There’s no shortage of writers out there. And all of them think they can write your client’s nonprofit copy. But finding a writer who knows how to craft words that move readers through the donor cultivation cycle (or even knows what a donor cultivation cycle is), that’s a precious find.

What You’re Selling

The first difference between business copywriting and copywriting for nonprofits is the most fundamental. Nonprofits and higher education are selling something completely distinct from their for-profit counterparts.

Many agencies get this intuitively. Unfortunately, most of them don’t think about it deeply enough.

For both nonprofits and higher education, you’re not selling a thing or even a service. You’re selling a dream, a vision of what the world could be like. For example…

  • If the donor gives to your client’s organization, they can help realize a world with fewer hungry children.
  • If they give to your client’s endowment, they could establish an educational legacy for generations to come.
  • If they volunteer, they’ll be a part of bringing about a more fair society.
  • If they give to your campaign, they can stick it to the man.
  • If they give a tribute gift, they can keep the memory of their loved one alive.

The audience of your nonprofit clients has dreams…

And as the marketer or fundraiser for your client, you have become a “dream broker.”

In the copy, you are promising them that the dreams they have – whether negative (angry, vengeful, compassion) or positive (faith, love, hope) – can come true because of their giving, enrollment, or volunteering.
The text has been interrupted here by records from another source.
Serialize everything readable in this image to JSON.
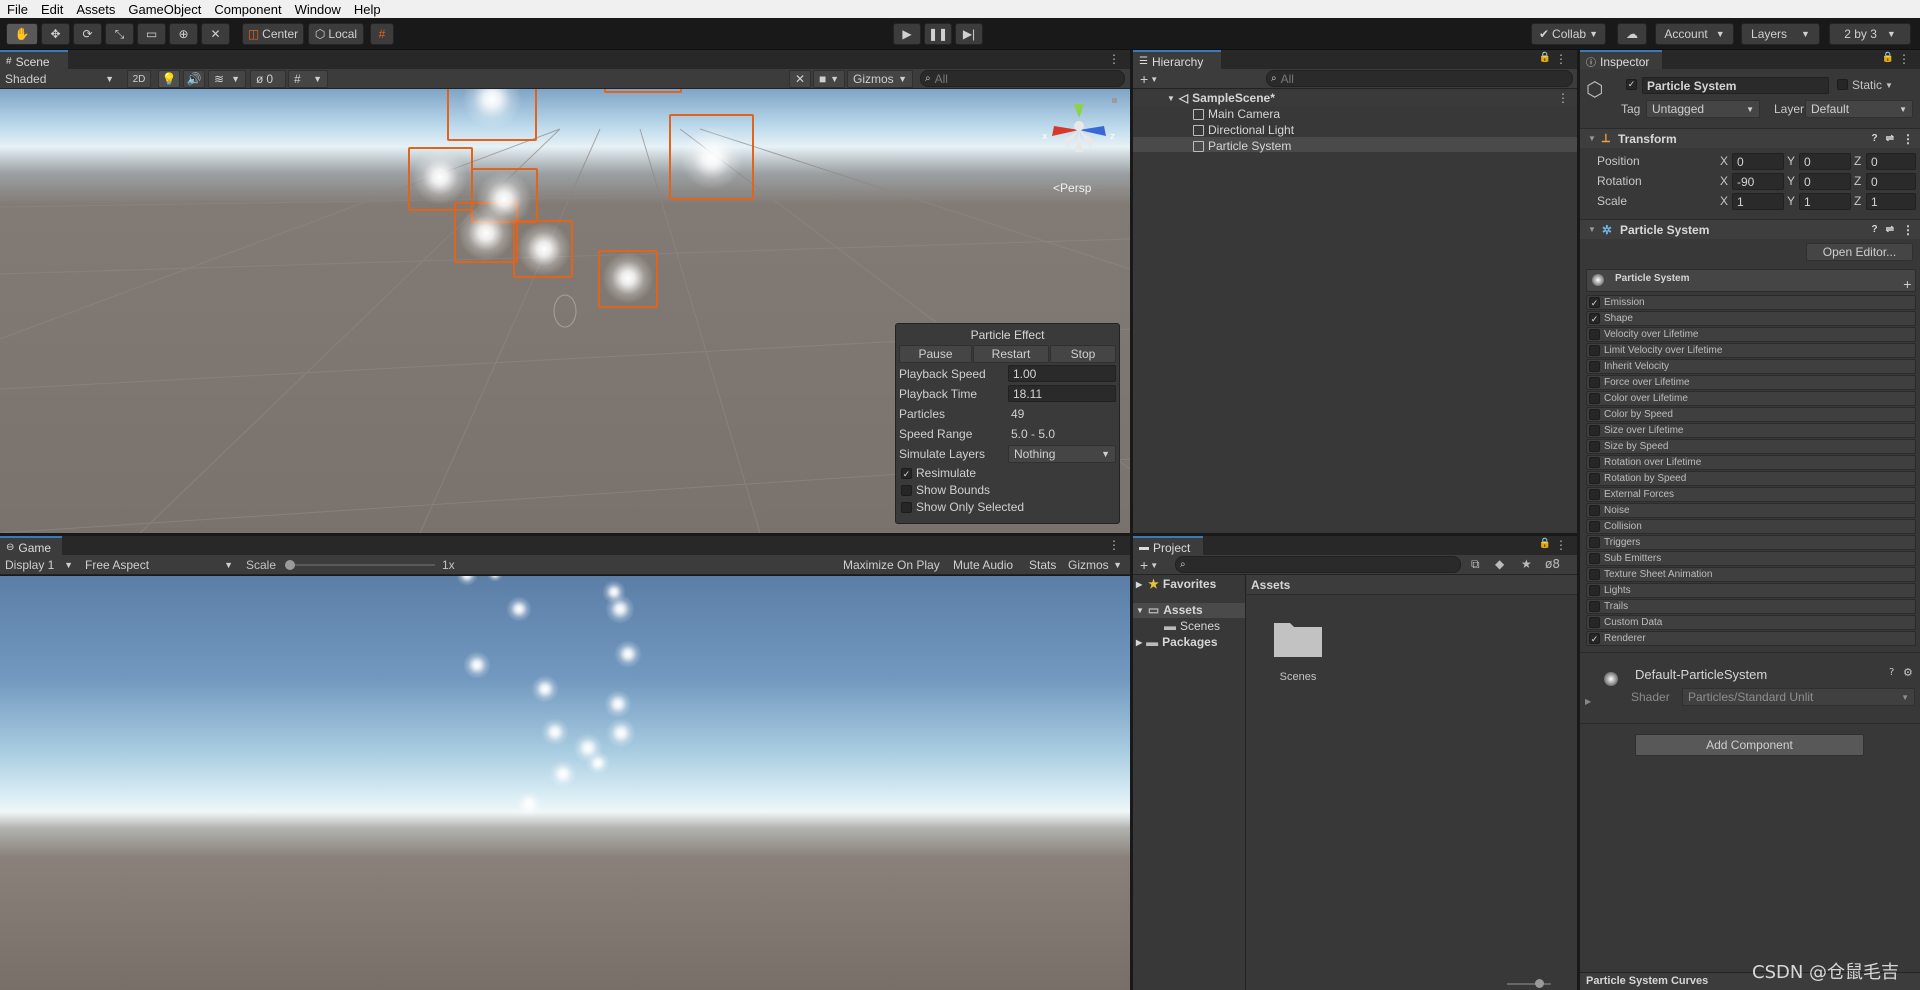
{
  "menu": [
    "File",
    "Edit",
    "Assets",
    "GameObject",
    "Component",
    "Window",
    "Help"
  ],
  "toolbar": {
    "center_label": "Center",
    "local_label": "Local",
    "collab_label": "Collab",
    "account_label": "Account",
    "layers_label": "Layers",
    "layout_label": "2 by 3",
    "accent": "#3a79bb",
    "selection_color": "#e0641e"
  },
  "scene": {
    "tab": "Scene",
    "shading": "Shaded",
    "mode_2d": "2D",
    "hidden_count": "0",
    "gizmos": "Gizmos",
    "search_placeholder": "All",
    "persp": "Persp",
    "axis_x": "x",
    "axis_z": "z"
  },
  "particle_effect": {
    "title": "Particle Effect",
    "pause": "Pause",
    "restart": "Restart",
    "stop": "Stop",
    "playback_speed_label": "Playback Speed",
    "playback_speed": "1.00",
    "playback_time_label": "Playback Time",
    "playback_time": "18.11",
    "particles_label": "Particles",
    "particles": "49",
    "speed_range_label": "Speed Range",
    "speed_range": "5.0 - 5.0",
    "simulate_layers_label": "Simulate Layers",
    "simulate_layers": "Nothing",
    "resimulate": "Resimulate",
    "resimulate_checked": true,
    "show_bounds": "Show Bounds",
    "show_only_selected": "Show Only Selected"
  },
  "game": {
    "tab": "Game",
    "display": "Display 1",
    "aspect": "Free Aspect",
    "scale_label": "Scale",
    "scale_value": "1x",
    "maximize": "Maximize On Play",
    "mute": "Mute Audio",
    "stats": "Stats",
    "gizmos": "Gizmos"
  },
  "hierarchy": {
    "tab": "Hierarchy",
    "search_placeholder": "All",
    "scene_name": "SampleScene*",
    "items": [
      "Main Camera",
      "Directional Light",
      "Particle System"
    ]
  },
  "project": {
    "tab": "Project",
    "hidden_count": "8",
    "favorites": "Favorites",
    "assets": "Assets",
    "scenes": "Scenes",
    "packages": "Packages",
    "breadcrumb": "Assets",
    "folder_name": "Scenes"
  },
  "inspector": {
    "tab": "Inspector",
    "object_name": "Particle System",
    "static_label": "Static",
    "tag_label": "Tag",
    "tag_value": "Untagged",
    "layer_label": "Layer",
    "layer_value": "Default",
    "transform": {
      "title": "Transform",
      "position_label": "Position",
      "rotation_label": "Rotation",
      "scale_label": "Scale",
      "position": [
        "0",
        "0",
        "0"
      ],
      "rotation": [
        "-90",
        "0",
        "0"
      ],
      "scale": [
        "1",
        "1",
        "1"
      ],
      "x": "X",
      "y": "Y",
      "z": "Z"
    },
    "particle_system": {
      "title": "Particle System",
      "open_editor": "Open Editor...",
      "main_module": "Particle System",
      "modules": [
        {
          "name": "Emission",
          "checked": true
        },
        {
          "name": "Shape",
          "checked": true
        },
        {
          "name": "Velocity over Lifetime",
          "checked": false
        },
        {
          "name": "Limit Velocity over Lifetime",
          "checked": false
        },
        {
          "name": "Inherit Velocity",
          "checked": false
        },
        {
          "name": "Force over Lifetime",
          "checked": false
        },
        {
          "name": "Color over Lifetime",
          "checked": false
        },
        {
          "name": "Color by Speed",
          "checked": false
        },
        {
          "name": "Size over Lifetime",
          "checked": false
        },
        {
          "name": "Size by Speed",
          "checked": false
        },
        {
          "name": "Rotation over Lifetime",
          "checked": false
        },
        {
          "name": "Rotation by Speed",
          "checked": false
        },
        {
          "name": "External Forces",
          "checked": false
        },
        {
          "name": "Noise",
          "checked": false
        },
        {
          "name": "Collision",
          "checked": false
        },
        {
          "name": "Triggers",
          "checked": false
        },
        {
          "name": "Sub Emitters",
          "checked": false
        },
        {
          "name": "Texture Sheet Animation",
          "checked": false
        },
        {
          "name": "Lights",
          "checked": false
        },
        {
          "name": "Trails",
          "checked": false
        },
        {
          "name": "Custom Data",
          "checked": false
        },
        {
          "name": "Renderer",
          "checked": true
        }
      ]
    },
    "material": {
      "name": "Default-ParticleSystem",
      "shader_label": "Shader",
      "shader_value": "Particles/Standard Unlit"
    },
    "add_component": "Add Component",
    "curves": "Particle System Curves"
  },
  "watermark": "CSDN @仓鼠毛吉"
}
This is why “crisis fundraising” just doesn’t work well in the long run. Fundraising copy like “Give now, or we’ll have to close our doors!” has very little weight behind it because most donors don’t desire for their charities to remain operational.
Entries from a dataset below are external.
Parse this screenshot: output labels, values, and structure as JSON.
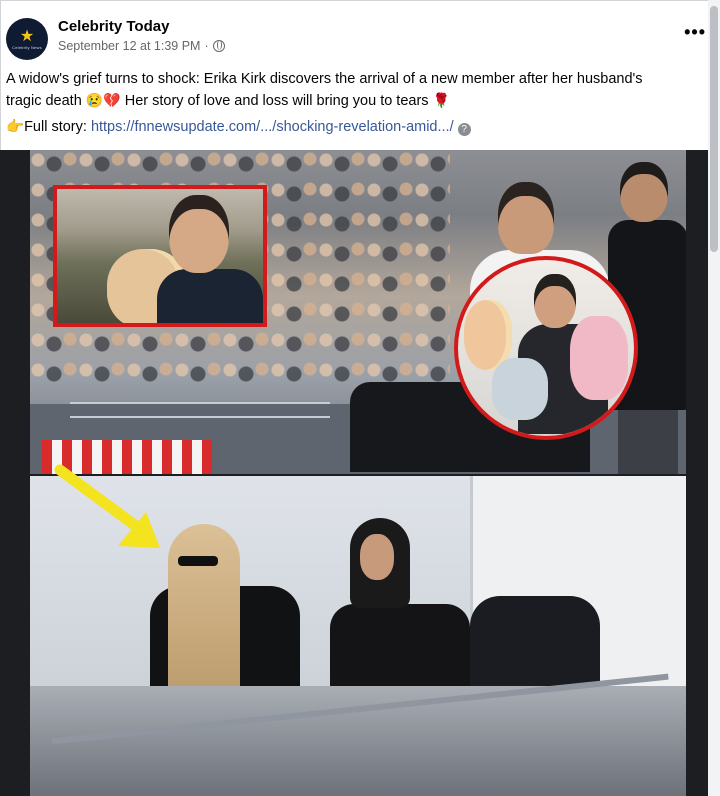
{
  "post": {
    "page_name": "Celebrity Today",
    "timestamp": "September 12 at 1:39 PM",
    "visibility_icon": "globe-icon",
    "more_label": "•••",
    "avatar_text": "Celebrity News",
    "text_line1": "A widow's grief turns to shock: Erika Kirk discovers the arrival of a new member after her husband's",
    "text_line2_start": "tragic death",
    "text_line2_emoji": "😢",
    "text_line2_heart": "💔",
    "text_line2_end": "Her story of love and loss will bring you to tears",
    "text_line2_rose": "🌹",
    "link_prefix_icon": "👉",
    "link_label": "Full story:",
    "link_url": "https://fnnewsupdate.com/.../shocking-revelation-amid.../",
    "link_help_icon": "?"
  },
  "colors": {
    "link": "#385898",
    "inset_border": "#d21a1a",
    "arrow": "#f4e31f"
  }
}
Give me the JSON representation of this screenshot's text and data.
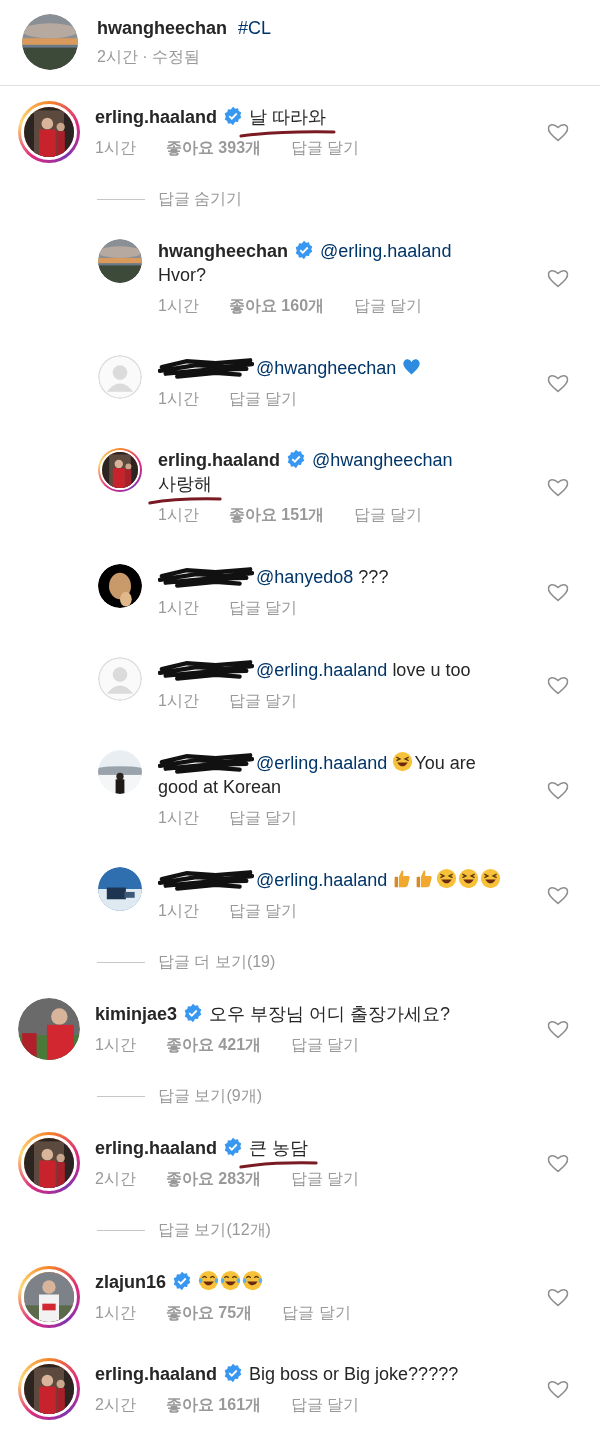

They want change. And they want to be a part of that change. So make sure your nonprofit copy is touching the deep desires of your clients for change – their dreams for a different world than they woke up in.

The Value Your Audience Gets Out of It

The “product” you’re selling to your client’s donors, prospective students, and alumni is fundamentally different than what for-profit companies sale on the marketing. That means that the value they get out of the “product” is also different.
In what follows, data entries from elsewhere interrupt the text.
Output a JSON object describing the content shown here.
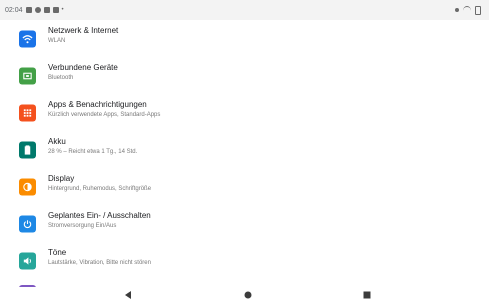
{
  "status_bar": {
    "time": "02:04"
  },
  "settings": [
    {
      "title": "Netzwerk & Internet",
      "subtitle": "WLAN",
      "color": "#1a73e8",
      "icon": "wifi-icon"
    },
    {
      "title": "Verbundene Geräte",
      "subtitle": "Bluetooth",
      "color": "#43a047",
      "icon": "devices-icon"
    },
    {
      "title": "Apps & Benachrichtigungen",
      "subtitle": "Kürzlich verwendete Apps, Standard-Apps",
      "color": "#f4511e",
      "icon": "apps-icon"
    },
    {
      "title": "Akku",
      "subtitle": "28 % – Reicht etwa 1 Tg., 14 Std.",
      "color": "#00796b",
      "icon": "battery-icon"
    },
    {
      "title": "Display",
      "subtitle": "Hintergrund, Ruhemodus, Schriftgröße",
      "color": "#fb8c00",
      "icon": "display-icon"
    },
    {
      "title": "Geplantes Ein- / Ausschalten",
      "subtitle": "Stromversorgung Ein/Aus",
      "color": "#1e88e5",
      "icon": "power-icon"
    },
    {
      "title": "Töne",
      "subtitle": "Lautstärke, Vibration, Bitte nicht stören",
      "color": "#26a69a",
      "icon": "sound-icon"
    }
  ]
}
In business copy, you can create value for the audience by talking up the product’s benefits, features, and other techniques like social proof. But with nonprofit copy, there are no physical benefits.

It’s an intangible transaction (A slight exception here would be with education copy to prospective students.). The donor, alumnus, or volunteer will not receive a widget or a needed service to save them time or make them money. So what value do they get out of their gift, labor, or time?

They get a feeling.

The value donors receive from giving is the feelings that come from their generous act. And there are so many emotions they can experience in giving!

  • They can feel vindicated.
  • They can feel redeemed.
  • They can feel safe.
  • They can feel relevant.
  • They can feel powerful (empowered).
  • They can feel meaning or purpose.

The copy or content you’re writing for your nonprofit client audiences must convey these majestic themes in a realistic, subtle way. Why?

Your copy and design essentially create the value.

How is a donor going to feel redeemed? You write it.

How will an alumnus feel safe about the ongoing legacy of their alma mater? You write those feelings into existence.

The marketing you create for your clients is the very thing that generates the value their audience will enjoy. This is what makes your work so valuable to your nonprofit clients.

But in a larger sense, your work is important for the entire philanthropic enterprise.

If you diminish your nonprofit copy to bare-bones features and superficial benefits, you’ll rob donors and alumni of the value they could have had. Which means they’ll probably not be giving a second or third time.

Knowing the differences between copy for business and copy for nonprofits will enable you to maintain the quality of the content you produce for your nonprofit clients. And when that happens, donor response can increase and be sustained over the long haul.